Better life or bitter life?

Dear Editor,

My children are all adults, the youngest has just gotten her master’s degree. I have no personal stake in wanting to see the VAT on private education revoked, but having faced the challenges of educating my children, I am empathetic to the plight of my fellow Guyanese who must now bear this additional cost, and I have this question for those in authority ‒ Minister Jordan, Commissioner General Statia, and President Granger.

Will someone please explain to me, and to my fellow Guyanese, the justification for keeping the VAT because there is “a high-level of non-compliance by private entities,” a statement which was attributed to President Granger in the Chronicle of March 2.

My first question: Why should the parents of students at compliant entities be burdened by something that has absolutely nothing to do with them?

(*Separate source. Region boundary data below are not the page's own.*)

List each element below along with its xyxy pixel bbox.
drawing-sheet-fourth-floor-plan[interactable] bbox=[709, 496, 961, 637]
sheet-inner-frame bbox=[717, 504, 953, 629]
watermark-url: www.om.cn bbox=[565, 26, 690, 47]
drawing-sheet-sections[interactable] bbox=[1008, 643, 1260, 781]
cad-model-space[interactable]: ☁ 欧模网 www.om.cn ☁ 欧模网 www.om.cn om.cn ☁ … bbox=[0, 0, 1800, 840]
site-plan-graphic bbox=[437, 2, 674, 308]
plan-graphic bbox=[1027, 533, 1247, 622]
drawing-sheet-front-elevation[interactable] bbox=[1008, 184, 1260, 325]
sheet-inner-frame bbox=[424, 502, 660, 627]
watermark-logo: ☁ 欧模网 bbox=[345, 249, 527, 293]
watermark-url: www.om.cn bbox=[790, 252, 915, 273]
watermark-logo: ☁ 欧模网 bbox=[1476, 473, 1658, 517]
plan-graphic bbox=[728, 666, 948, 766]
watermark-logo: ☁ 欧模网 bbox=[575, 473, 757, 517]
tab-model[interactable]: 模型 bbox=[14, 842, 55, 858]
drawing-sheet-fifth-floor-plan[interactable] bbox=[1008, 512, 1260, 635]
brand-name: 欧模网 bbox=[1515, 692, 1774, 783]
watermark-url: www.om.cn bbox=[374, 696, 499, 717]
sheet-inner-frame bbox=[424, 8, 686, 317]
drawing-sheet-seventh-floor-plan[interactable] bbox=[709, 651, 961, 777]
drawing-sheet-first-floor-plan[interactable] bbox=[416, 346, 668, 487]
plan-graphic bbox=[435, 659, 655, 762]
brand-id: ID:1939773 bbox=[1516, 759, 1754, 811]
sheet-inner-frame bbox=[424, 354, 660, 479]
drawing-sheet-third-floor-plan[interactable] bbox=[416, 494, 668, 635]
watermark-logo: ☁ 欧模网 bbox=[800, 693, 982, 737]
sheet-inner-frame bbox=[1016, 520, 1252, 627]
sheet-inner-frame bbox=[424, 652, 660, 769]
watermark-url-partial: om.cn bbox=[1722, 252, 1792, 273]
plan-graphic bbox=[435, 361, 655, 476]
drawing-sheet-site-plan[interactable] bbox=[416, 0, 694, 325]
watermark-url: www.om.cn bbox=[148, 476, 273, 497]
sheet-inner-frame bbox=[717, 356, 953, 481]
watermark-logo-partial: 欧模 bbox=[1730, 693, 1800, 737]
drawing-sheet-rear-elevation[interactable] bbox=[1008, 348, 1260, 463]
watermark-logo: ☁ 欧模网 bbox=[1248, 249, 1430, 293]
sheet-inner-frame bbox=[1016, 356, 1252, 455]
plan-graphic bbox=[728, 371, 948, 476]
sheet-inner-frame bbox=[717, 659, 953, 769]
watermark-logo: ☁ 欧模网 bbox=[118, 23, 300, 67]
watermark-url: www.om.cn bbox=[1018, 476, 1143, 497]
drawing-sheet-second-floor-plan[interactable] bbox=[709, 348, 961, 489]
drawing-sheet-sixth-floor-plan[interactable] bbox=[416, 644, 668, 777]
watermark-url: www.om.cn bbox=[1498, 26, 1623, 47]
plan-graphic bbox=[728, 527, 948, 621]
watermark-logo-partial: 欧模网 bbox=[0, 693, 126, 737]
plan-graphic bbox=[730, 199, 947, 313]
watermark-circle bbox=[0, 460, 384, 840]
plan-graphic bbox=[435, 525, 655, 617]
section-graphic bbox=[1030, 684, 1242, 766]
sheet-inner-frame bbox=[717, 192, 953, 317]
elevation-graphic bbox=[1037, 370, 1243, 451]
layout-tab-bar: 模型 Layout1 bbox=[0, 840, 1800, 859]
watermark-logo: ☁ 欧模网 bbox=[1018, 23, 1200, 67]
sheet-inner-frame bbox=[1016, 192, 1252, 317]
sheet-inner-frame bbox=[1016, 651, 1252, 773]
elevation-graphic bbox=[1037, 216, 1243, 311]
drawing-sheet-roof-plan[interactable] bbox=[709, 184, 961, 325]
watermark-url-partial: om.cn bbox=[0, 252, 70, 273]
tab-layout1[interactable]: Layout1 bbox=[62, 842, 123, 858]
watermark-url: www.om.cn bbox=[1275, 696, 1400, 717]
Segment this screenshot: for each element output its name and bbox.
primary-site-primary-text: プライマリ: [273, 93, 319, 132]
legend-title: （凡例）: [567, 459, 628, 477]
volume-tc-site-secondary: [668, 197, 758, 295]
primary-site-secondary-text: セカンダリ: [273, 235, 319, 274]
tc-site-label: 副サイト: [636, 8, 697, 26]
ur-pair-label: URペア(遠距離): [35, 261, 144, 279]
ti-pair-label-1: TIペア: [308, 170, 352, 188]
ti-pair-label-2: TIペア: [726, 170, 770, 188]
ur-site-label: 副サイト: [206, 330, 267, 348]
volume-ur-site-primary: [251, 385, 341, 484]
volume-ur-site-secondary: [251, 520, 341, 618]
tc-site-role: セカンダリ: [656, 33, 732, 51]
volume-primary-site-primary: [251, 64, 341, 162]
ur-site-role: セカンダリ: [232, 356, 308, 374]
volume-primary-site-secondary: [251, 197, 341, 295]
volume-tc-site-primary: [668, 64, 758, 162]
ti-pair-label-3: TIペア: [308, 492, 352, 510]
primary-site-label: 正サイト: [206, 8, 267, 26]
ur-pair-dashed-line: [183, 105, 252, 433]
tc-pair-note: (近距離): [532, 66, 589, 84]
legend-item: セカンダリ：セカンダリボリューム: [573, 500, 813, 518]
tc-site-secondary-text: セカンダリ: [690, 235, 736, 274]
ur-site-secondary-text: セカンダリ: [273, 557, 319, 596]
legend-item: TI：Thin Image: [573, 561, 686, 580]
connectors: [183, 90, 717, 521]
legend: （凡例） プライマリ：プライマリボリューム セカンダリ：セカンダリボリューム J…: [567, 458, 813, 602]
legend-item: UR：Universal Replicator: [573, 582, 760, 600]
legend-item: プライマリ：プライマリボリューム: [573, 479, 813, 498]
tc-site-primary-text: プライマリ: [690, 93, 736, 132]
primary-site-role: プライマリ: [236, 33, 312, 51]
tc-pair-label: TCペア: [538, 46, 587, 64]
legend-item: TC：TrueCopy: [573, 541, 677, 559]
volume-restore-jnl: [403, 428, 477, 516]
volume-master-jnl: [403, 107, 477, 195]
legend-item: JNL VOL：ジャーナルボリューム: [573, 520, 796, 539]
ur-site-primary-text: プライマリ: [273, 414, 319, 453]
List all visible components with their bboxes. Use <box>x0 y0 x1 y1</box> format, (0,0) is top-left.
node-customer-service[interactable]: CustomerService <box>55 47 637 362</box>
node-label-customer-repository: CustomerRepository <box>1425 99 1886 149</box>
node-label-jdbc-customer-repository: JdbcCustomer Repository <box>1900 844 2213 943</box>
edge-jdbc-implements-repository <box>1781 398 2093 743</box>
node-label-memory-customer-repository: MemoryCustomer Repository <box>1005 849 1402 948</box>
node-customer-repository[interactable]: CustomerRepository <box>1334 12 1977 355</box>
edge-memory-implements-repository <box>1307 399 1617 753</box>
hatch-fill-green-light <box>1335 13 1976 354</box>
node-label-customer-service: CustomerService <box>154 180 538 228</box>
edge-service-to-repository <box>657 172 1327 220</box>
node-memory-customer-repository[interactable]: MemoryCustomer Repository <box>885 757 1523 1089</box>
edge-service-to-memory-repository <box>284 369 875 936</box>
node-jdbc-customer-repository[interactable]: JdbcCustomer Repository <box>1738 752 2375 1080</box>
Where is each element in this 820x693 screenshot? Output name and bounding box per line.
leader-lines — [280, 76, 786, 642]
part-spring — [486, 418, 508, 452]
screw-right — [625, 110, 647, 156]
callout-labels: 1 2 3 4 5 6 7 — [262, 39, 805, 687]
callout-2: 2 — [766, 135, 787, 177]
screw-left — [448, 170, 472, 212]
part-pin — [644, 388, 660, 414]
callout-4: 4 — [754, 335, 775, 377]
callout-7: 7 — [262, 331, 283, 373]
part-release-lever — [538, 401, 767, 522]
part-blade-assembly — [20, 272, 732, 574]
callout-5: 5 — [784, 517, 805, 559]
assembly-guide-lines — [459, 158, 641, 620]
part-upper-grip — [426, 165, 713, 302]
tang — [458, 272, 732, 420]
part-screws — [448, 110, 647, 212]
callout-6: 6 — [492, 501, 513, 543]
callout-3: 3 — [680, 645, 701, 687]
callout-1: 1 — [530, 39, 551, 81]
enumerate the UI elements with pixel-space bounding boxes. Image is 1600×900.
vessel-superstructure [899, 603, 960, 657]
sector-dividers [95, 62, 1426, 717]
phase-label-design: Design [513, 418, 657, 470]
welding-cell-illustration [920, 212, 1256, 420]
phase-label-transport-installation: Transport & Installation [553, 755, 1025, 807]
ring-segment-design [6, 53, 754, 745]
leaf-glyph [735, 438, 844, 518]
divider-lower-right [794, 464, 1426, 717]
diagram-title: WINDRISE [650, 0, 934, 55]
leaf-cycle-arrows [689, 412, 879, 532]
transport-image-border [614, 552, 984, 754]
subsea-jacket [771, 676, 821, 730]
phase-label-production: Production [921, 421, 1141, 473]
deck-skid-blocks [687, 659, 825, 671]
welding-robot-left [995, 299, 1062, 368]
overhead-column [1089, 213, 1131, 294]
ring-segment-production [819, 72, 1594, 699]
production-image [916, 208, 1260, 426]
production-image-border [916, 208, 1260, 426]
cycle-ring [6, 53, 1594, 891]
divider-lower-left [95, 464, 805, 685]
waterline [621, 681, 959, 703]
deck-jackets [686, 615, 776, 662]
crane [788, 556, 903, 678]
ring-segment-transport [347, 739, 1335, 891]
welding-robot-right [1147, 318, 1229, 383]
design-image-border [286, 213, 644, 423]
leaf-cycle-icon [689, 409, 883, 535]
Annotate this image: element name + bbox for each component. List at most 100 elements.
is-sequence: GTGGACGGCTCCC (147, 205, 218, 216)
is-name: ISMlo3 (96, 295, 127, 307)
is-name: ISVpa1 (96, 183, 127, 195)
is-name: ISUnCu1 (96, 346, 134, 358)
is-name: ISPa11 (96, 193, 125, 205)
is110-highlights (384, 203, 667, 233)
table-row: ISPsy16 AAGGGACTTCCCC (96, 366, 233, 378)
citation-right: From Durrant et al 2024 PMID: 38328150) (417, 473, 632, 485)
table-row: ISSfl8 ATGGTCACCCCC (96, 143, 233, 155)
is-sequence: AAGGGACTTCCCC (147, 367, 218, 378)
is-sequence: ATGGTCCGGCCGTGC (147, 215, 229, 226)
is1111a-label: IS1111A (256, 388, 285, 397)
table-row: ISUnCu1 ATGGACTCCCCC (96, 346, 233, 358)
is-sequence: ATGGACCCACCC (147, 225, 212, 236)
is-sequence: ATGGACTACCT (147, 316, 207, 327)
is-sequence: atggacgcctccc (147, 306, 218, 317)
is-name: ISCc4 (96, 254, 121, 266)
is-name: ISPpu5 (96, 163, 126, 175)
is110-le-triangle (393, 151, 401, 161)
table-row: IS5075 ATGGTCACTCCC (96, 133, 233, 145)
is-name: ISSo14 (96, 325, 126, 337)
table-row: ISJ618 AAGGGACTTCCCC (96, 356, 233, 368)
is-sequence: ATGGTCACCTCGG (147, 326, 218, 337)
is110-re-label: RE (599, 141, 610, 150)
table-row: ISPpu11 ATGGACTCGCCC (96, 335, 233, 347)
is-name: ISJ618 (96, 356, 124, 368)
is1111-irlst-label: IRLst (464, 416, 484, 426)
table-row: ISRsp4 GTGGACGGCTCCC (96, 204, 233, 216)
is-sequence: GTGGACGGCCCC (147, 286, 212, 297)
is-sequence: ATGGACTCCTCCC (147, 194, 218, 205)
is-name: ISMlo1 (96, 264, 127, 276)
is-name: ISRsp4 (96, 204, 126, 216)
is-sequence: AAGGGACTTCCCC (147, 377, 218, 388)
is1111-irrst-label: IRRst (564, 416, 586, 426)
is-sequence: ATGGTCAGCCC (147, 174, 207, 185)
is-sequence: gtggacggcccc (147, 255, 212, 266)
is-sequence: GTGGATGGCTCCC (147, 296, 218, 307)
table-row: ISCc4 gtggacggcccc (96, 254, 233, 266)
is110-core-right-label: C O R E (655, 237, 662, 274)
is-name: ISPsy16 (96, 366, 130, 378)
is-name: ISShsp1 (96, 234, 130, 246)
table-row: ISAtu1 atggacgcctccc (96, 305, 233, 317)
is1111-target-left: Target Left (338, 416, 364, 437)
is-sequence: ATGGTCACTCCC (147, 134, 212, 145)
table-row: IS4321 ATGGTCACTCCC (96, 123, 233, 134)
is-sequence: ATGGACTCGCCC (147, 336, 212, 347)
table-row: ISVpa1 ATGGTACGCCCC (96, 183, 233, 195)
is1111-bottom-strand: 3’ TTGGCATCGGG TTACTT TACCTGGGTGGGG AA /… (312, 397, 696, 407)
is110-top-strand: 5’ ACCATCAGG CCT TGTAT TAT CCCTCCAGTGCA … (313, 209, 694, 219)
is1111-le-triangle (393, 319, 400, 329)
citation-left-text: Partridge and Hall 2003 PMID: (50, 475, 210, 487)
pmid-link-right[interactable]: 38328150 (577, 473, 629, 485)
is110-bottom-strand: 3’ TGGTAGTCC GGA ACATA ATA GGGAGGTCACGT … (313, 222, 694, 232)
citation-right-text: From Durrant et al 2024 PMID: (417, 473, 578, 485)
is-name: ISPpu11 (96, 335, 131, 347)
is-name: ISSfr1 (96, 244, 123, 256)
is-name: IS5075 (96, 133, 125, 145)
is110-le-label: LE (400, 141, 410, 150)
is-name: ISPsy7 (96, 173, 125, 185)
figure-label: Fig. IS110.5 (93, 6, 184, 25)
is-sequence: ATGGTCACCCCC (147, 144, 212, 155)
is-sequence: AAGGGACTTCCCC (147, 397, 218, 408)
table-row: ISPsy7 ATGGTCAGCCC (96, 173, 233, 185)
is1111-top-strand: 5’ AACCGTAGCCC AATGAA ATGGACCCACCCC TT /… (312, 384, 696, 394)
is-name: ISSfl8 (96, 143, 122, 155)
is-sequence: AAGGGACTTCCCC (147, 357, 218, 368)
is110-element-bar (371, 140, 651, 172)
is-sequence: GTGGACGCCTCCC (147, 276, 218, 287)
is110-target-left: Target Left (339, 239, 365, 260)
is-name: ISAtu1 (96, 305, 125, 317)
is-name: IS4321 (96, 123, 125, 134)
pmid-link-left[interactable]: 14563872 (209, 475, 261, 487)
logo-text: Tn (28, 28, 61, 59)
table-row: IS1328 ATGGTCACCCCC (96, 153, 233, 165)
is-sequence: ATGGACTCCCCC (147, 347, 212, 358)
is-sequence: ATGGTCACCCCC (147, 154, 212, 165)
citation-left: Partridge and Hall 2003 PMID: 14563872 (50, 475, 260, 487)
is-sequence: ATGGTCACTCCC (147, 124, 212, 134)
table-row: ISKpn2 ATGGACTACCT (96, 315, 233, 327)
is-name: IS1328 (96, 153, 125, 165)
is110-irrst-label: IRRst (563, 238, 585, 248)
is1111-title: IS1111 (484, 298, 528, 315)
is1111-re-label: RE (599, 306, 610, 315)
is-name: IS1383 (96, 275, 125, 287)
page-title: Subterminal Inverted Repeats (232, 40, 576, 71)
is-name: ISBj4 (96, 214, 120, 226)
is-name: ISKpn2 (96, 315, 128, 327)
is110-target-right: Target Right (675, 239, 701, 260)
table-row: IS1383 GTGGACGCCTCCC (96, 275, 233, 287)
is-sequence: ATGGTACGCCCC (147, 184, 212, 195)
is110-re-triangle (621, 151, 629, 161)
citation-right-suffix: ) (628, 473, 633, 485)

My second question: Can you really hold the parents of students at non-compliant entities for the failure of the entity to comply with their statutory obligations?

My third question:  How does imposing VAT on private education address the issue of non-compliance?  What is there to prevent the non-compliant entities from simply collecting the VAT and continuing to be non-compliant?  Surely the correct thing to do is to go after the non-compliant entities and thereby “widen the tax net” and reduce the burden.

My final question ‒ and this to the President ‒ Is this his “better life for Guyanese”, because to me, it’s looks like a “bitter life”.